Le cirque de Gavarnie

L'Algérie, j'y suis né le jour du débarquement des Américains, le 8 novembre 1942. J'ai quitté ce pays merveilleux en 1962, pour n'y retourner qu'en août 2004, soit 42 ans plus tard...
Midi-Pyrénées m'a accueilli. J'ai mis du temps pour m'imprégner de Toulouse mais j'ai de suite été charmé par ce massif montagneux et ses rivières vagabondes que je parcours avec amour...Ah ces chères Pyrénées, que je m'y trouve bien ...! Vous y trouverez de nombreux articles dédiés à cette magnifique région et la capitale de Midi Pyrénées : Toulouse
L'Algérie, j'y suis revenu dix fois depuis; j'ai apprécié la chaleur de l'accueil, un accueil inégalé de par le monde.......L'espérance d'abord ...Une relative désillusion ensuite...Pourquoi alors que le pays a un potentiel énorme...Les gens sont perdus et ne savent pus que faire....Les jeunes n'en parlons pas, ils ne trouvent leur salut que dans la fuite....Est-il bon de dénoncer cela? Ce n'est pas en se taisant que les choses avanceront.

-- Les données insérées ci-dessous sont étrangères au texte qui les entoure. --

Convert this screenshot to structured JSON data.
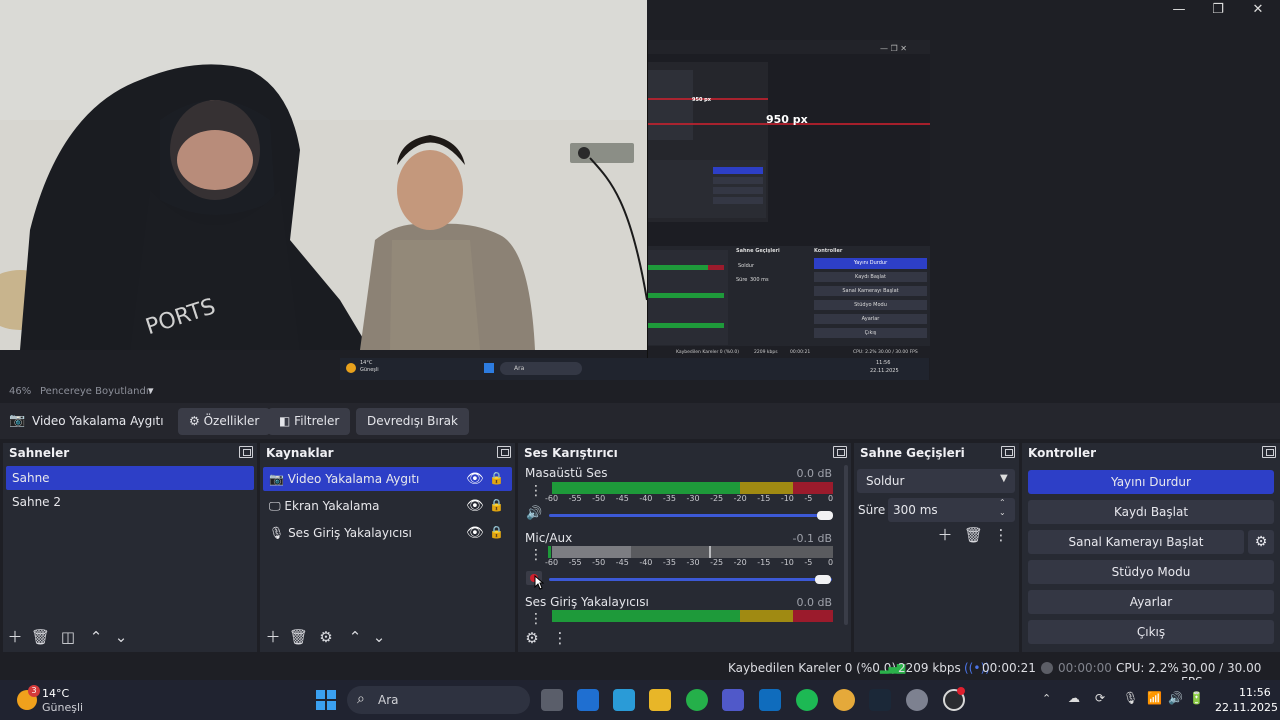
{
  "window": {
    "minimize": "—",
    "maximize": "❐",
    "close": "✕"
  },
  "preview": {
    "mirror_label": "950 px",
    "mirror_label_small": "950 px",
    "zoom_label": "46%",
    "fit_label": "Pencereye Boyutlandır"
  },
  "source_toolbar": {
    "source_name": "Video Yakalama Aygıtı",
    "properties_label": "Özellikler",
    "filters_label": "Filtreler",
    "deactivate_label": "Devredışı Bırak"
  },
  "scenes": {
    "title": "Sahneler",
    "items": [
      {
        "label": "Sahne",
        "selected": true
      },
      {
        "label": "Sahne 2",
        "selected": false
      }
    ]
  },
  "sources": {
    "title": "Kaynaklar",
    "items": [
      {
        "label": "Video Yakalama Aygıtı",
        "icon": "camera-icon",
        "selected": true
      },
      {
        "label": "Ekran Yakalama",
        "icon": "monitor-icon",
        "selected": false
      },
      {
        "label": "Ses Giriş Yakalayıcısı",
        "icon": "microphone-icon",
        "selected": false
      }
    ]
  },
  "mixer": {
    "title": "Ses Karıştırıcı",
    "channels": [
      {
        "name": "Masaüstü Ses",
        "db": "0.0 dB",
        "volume": 1.0,
        "muted": false
      },
      {
        "name": "Mic/Aux",
        "db": "-0.1 dB",
        "volume": 0.99,
        "muted": true
      },
      {
        "name": "Ses Giriş Yakalayıcısı",
        "db": "0.0 dB",
        "volume": 1.0,
        "muted": false
      }
    ],
    "ticks": [
      "-60",
      "-55",
      "-50",
      "-45",
      "-40",
      "-35",
      "-30",
      "-25",
      "-20",
      "-15",
      "-10",
      "-5",
      "0"
    ]
  },
  "transitions": {
    "title": "Sahne Geçişleri",
    "transition": "Soldur",
    "duration_label": "Süre",
    "duration_value": "300 ms"
  },
  "controls": {
    "title": "Kontroller",
    "stop_stream": "Yayını Durdur",
    "start_recording": "Kaydı Başlat",
    "start_virtual_cam": "Sanal Kamerayı Başlat",
    "studio_mode": "Stüdyo Modu",
    "settings": "Ayarlar",
    "exit": "Çıkış"
  },
  "status": {
    "dropped_frames": "Kaybedilen Kareler 0 (%0.0)",
    "bitrate": "2209 kbps",
    "stream_time": "00:00:21",
    "record_time": "00:00:00",
    "cpu": "CPU: 2.2%",
    "fps": "30.00 / 30.00 FPS"
  },
  "taskbar": {
    "weather_temp": "14°C",
    "weather_desc": "Güneşli",
    "weather_badge": "3",
    "search_label": "Ara",
    "time": "11:56",
    "date": "22.11.2025"
  },
  "mirror_taskbar": {
    "search_label": "Ara",
    "weather_temp": "14°C",
    "weather_desc": "Güneşli"
  },
  "mirror_status": {
    "dropped_frames": "Kaybedilen Kareler 0 (%0.0)",
    "bitrate": "2209 kbps",
    "stream_time": "00:00:21",
    "cpu": "CPU: 2.2%",
    "fps": "30.00 / 30.00 FPS",
    "time": "11:56",
    "date": "22.11.2025"
  },
  "mirror_panels": {
    "transitions_title": "Sahne Geçişleri",
    "transition": "Soldur",
    "duration_label": "Süre",
    "duration_value": "300 ms",
    "controls_title": "Kontroller",
    "buttons": [
      "Yayını Durdur",
      "Kaydı Başlat",
      "Sanal Kamerayı Başlat",
      "Stüdyo Modu",
      "Ayarlar",
      "Çıkış"
    ]
  },
  "colors": {
    "accent": "#2d3fc7",
    "meter_green": "#1e9a3a",
    "meter_yellow": "#a08a12",
    "meter_red": "#9b1b2c",
    "mirror_line": "#d4202e"
  }
}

Il y a un décalage énorme entre la pensée du peuple et des amis que je rencontre régulièrement et les propos tenus dans les divers forums qui reprennent généralement les milieux lobbyistes relayant les consignes gouvernementales...

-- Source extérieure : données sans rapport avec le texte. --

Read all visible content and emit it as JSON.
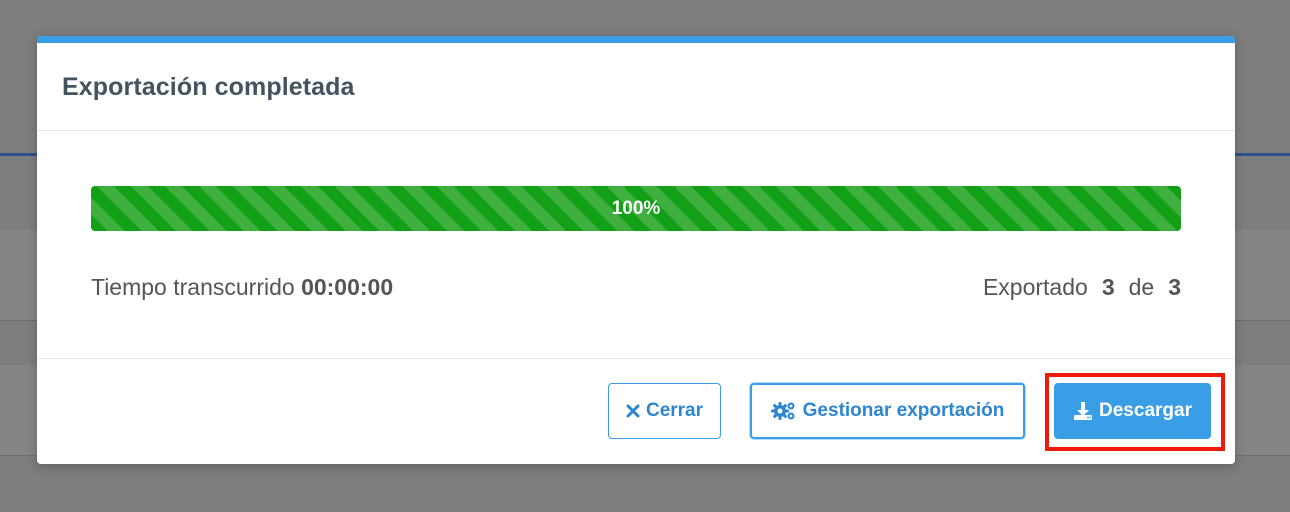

Les piliers de l'Algérie, à savoir, armée, religion et tenants du pouvoir sont un frein au développement de l'Algérie ....Le Pays est en veilleuse....Les gens reçoivent des ….sucettes...Juste le nécessaire... pour que ....rien nez bouge....
Pourtant des individus valeureux il y en a ....Mais pourquoi garder des élites qui pourraient remettre en cause une situation permettant aux tenants des institutions de profiter des immenses ressources de l'Algérie. Le peuple devenu passif n'a plus qu'un seul espoir : Dieu envers qui il se retourne de plus en plus...Dieu et la famille, cette famille qui revêt une importance capitale en Algérie.

Le vent de la réforme n'est pas passé en Algérie tant les citoyens sont sclérosés dans les habitudes et les traditions relevant des siècles passés....La réforme voire la révolution passera....à l'heure d'Internet, on ne peut bâillonner le peuple indéfiniment...Cela prendra du temps mais cela se ferra...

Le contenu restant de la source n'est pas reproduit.